For the ten years I have been coming to Venice, I never made it to the Pasticceria early enough on Sunday morning to eat the famed doughnuts, that sell like proverbial hotcakes before most people are up. This year I am determined, sugar restrictions et al. I trudge to the bakery at 7:45, still in my pajamas, get back home to make coffee and sink my teeth in the sugary pillows, custard squishing out from all sides. As good as they say.
But then there is the matter of guilt. So on go the running shoes, three layers of clothing, a scarf and some music. I hop down the stairs and, prodded by Bruce, I climb a bridge and head over to Zattere, the embankment on the southern side of the island that stretches along the canal dividing Venice from neighboring Giudecca. It’s one of my favorite part of this touristy yet magical city: on a sunny day, the walk all the way to the Santa Maria della Salute church, at its farthest point, is nothing short of magical. And pretty empty of tourists.
I try to run to the docks where cruise ships come in but my path is blocked by a giant puddle. I loop back, climb the first bridge, covered by a plank, but it’s clear I will not be getting all the way to Salute. The water is flooding the entire embankment and people getting off the vaporetti have a hard time figuring out how to reach the wooden overpass Venetians put in place in case of acqua alta. This might not be acqua very alta, but it is definitely acqua.
I circle back, attack the bridge by my apartment, and cross a couple of campos: at the bottom of the bridge where my local cicchetti (drinks) bar is, the water is high. A Japanese girl in sneakers is hugging a wall, trying to get through unscathed. Short of an ability of walking on water, she will get her feet wet. I prod her on and then I wade on my heels. Screw it.
M.I.A. is bursting in my ears, the air is cold and my hands are frozen – a fellow runner in shorts but wearing gloves has it right – and now my feet are slightly wet but no matter. This is the most fun I have had in weeks.
Couples walk arm in arm, pouring in and out of cafes, buying Sunday treats or lingering over espresso. In Campo Santa Margherita dogs are being walked by chatty owners. Bells are ringing and a few people are coming out of church. The sun tries to poke through the clouds as I cross the Accademia Bridge – a legacy courtesy of Napoleon who, with much forbearance, realized that only one bridge across the Grand Canal wasn’t enough. It’s a simple bridge: steel and wood but I love it. The view is not as sweeping as from Rialto but also more intimate.
I nearly step over the merchandise a Northern African immigrant is selling on the bridge. I skirt a beggar. I reach Campo Santo Stefano, one of the largest squares, and I run its perimeter.
I am used to run among trees and coyotes with the ocean in my line of vision. This is different and less lonely. As I attack yet another bridge, an older gentleman smiles: I think he can see my grin of exhilaration. I have great love for this city of contradictions and failed policies, a city that rewards the seeker at every corner, where the ancient and the old blend with the new, seamlessly, if not always practically.

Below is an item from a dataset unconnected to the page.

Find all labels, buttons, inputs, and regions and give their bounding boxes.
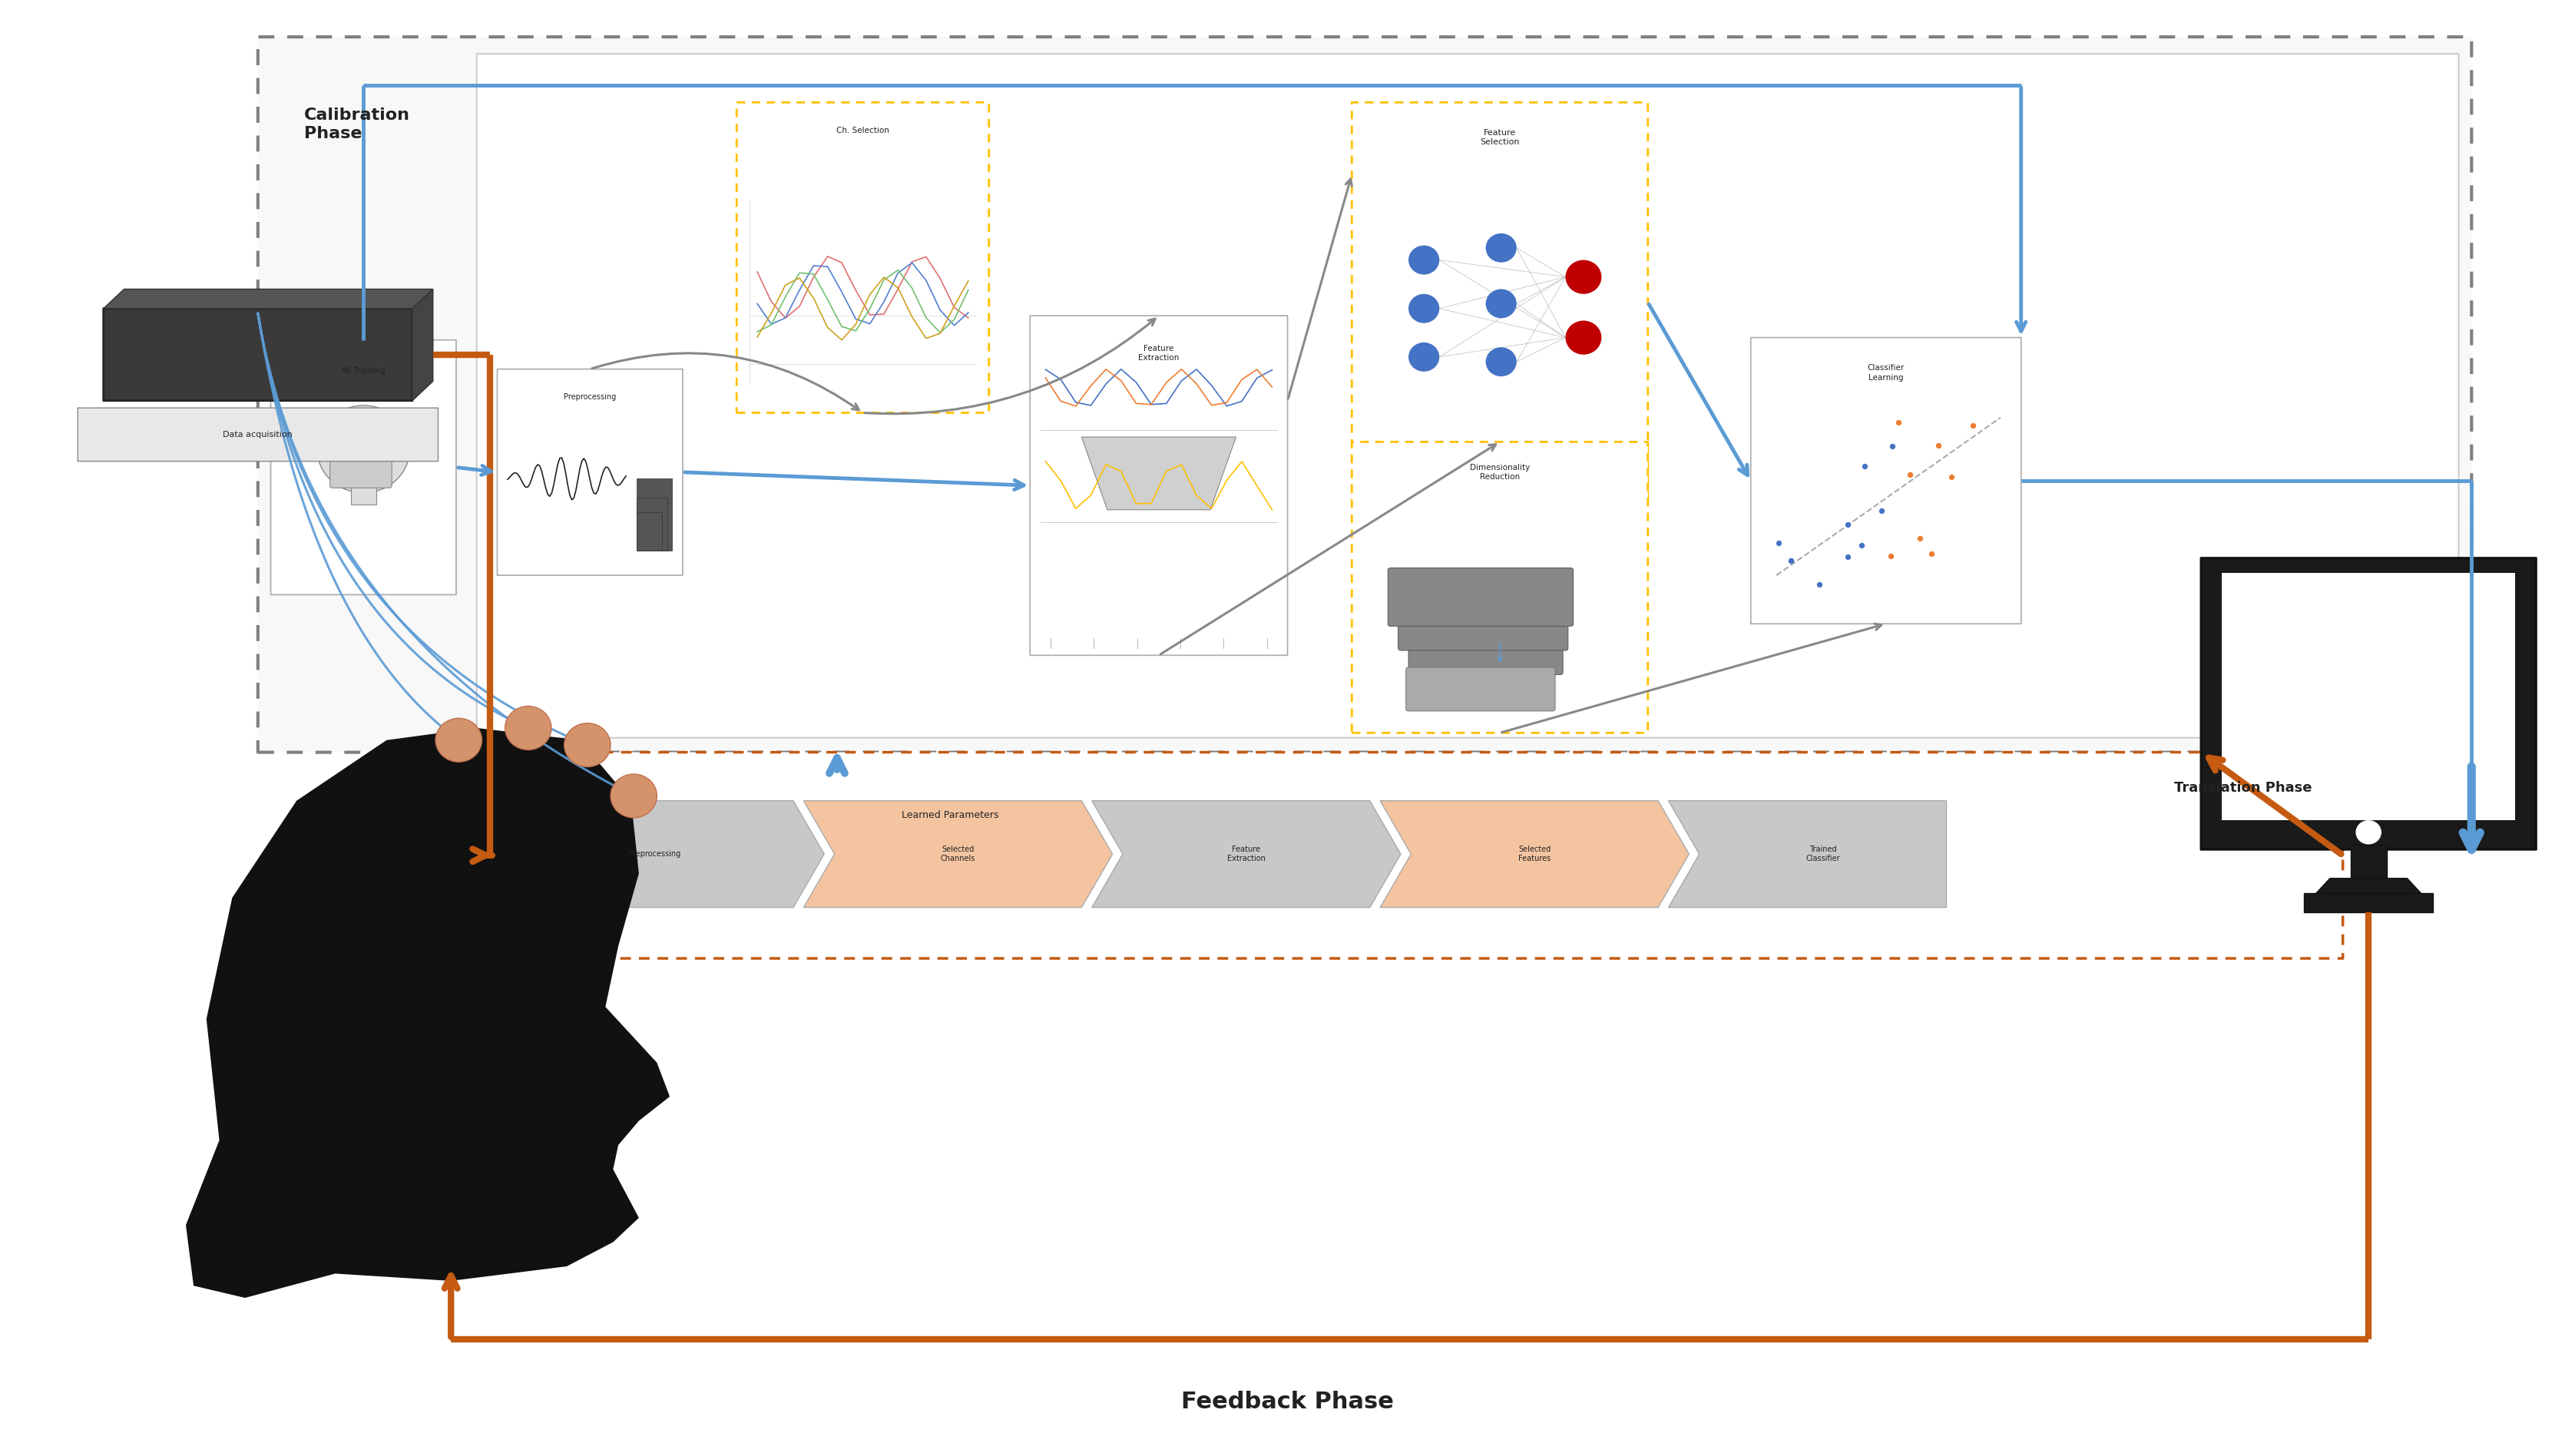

Venice in winter feels more real: less museum and more city. Last night, after a scrumptious dinner I prepared with the incredibly fresh fish I bought at the open market, we stroll to St. Marks Square. I like to go there at night when the cruise ship folks are gone. It’s chilly, and I am bundled up with a thick scarf. The square opens in front of me, empty. The byzantine church is reflected in the puddle from yesterday’s rain. Only Cafe Florian is open. The lights from the buildings that line half of the perimeter throw a times gone by glow, not too harsh: you would half expect to see Casanova stroll by. I walk over to Riva degli Schiavoni, closer to the water: it’s chillier. Gondolas bob in the sloshing murk, tied to wooden poles that impede (or enhance?) the view across the canal.
Maybe I will live here one day. I fell in love with this city one November, many moons ago, when I came with my dad, on one of the business trips he would drag me along for. The city was engulfed in fog, even more eerie – the silence pierced by the voices of unseen boatmen, by the echoes of the steps of people going about their business. I loved it then and I love it now: behind the veneer and the patina and the shitty restaurants and the Chinese glass for undiscerning tourists, there is a breathing city, fighting to stay alive.